Whether it’s being too ragey or how much makeup we wear, women catch a lot of flack for being emotional, fragile, and hysterical in all the ways our wandering wombs can permit. Our hormones fluctuate throughout the day and across the month, they are powerful chemical messengers and so of course fluctuations and changes will have an impact - well duh!


It also means that we can begin to experience burnout, since we have to work harder to incorporate these changes, and it can be disheartening if we don’t see tangible results. This is common and super frustrating - and it is another reason why hormone testing can provide unique insight into what’s going on with you.

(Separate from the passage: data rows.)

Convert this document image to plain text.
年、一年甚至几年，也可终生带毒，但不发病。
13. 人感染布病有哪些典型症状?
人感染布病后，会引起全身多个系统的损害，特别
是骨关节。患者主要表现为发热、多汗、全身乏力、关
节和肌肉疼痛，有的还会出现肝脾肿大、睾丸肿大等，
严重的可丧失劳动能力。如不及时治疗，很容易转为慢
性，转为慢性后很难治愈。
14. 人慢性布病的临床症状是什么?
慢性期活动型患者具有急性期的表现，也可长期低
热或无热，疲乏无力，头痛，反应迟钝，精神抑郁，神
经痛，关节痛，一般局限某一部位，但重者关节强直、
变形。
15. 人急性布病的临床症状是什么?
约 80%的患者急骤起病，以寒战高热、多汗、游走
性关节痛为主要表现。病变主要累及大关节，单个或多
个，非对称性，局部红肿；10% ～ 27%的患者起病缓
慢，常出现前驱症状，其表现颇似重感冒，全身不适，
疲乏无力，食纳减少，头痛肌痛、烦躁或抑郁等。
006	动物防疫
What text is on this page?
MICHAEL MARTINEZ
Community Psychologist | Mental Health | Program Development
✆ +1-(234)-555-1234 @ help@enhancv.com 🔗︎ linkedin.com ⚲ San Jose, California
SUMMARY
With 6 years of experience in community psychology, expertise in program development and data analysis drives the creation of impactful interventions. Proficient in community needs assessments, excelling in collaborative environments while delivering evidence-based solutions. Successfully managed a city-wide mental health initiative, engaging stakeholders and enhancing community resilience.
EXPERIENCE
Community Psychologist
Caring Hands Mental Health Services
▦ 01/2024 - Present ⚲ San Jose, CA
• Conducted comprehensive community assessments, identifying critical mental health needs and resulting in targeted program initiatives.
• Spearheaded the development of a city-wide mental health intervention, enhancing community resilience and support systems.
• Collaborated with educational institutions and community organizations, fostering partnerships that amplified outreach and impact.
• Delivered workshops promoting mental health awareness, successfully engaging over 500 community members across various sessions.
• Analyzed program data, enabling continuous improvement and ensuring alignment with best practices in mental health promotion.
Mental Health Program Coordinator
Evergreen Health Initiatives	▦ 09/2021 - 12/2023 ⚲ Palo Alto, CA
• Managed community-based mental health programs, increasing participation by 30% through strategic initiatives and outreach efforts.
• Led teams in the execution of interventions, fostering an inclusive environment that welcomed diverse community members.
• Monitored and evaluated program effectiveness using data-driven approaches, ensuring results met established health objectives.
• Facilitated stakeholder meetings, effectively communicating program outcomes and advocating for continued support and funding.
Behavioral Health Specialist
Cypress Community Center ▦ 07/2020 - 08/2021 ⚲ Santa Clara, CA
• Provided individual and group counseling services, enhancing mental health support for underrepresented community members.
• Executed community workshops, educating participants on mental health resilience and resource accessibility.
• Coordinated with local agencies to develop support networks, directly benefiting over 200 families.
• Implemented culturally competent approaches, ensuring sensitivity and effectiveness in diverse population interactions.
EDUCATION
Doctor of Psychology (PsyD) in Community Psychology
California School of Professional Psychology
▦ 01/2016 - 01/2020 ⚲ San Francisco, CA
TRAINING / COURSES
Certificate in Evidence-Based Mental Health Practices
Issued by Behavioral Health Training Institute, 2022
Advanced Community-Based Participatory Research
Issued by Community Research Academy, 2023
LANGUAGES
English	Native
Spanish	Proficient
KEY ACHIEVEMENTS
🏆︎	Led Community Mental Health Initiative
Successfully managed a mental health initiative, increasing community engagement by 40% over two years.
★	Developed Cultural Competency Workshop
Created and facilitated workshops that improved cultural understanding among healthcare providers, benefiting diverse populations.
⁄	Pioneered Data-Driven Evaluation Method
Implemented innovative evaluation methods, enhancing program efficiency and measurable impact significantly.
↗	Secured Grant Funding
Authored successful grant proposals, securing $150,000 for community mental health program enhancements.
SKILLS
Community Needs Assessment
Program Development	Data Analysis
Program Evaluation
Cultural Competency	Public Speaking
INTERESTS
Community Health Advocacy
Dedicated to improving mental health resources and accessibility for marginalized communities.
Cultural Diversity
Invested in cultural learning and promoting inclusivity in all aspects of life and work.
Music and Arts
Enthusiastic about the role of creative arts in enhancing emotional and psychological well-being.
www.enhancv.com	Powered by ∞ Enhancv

We have real things going on… We need real data (and real solutions!).

Don’t Tell Me to Take A Yoga Class…

The problem with lifestyle changes - even the good ones like eating more greens and working out - is that they don’t take into account the individual and their unique hormone patterns.


Enter, Saliva Hormone Testing with Cortisol.

Saliva Hormone Testing looks at all your sex hormones: all three estrogens, progesterone, testosterone, and your adrenal hormones: DHEA, and four measures of cortisol throughout the day.

A good lab will report results and provide optimal reference ranges for specific hormone stages like premenopause or post menopause. Optimal ranges matter because “normal” just means statistically common, not physiologically healthy.

Optimal ranges are based on where hormone levels are when women report:

😴Better sleep
😌 More stable mood
🧠 Clearer thinking
🔋 More consistent energy
💪 Greater stress resilience

The really good news is that testing gives you data to help you understand the changes you have been experiencing. Women are often so relieved to know that they are not going crazy/murdery/falling apart - it’s that their hormones have moved way out of optimal ranges!

Hormone testing is a way to see what your body is actually doing instead of guessing, blaming your willpower, or assuming you are just bad at being a woman in 2026.

Sometimes the most radical thing you can do to love yourself and those around you is stop guessing and start measuring.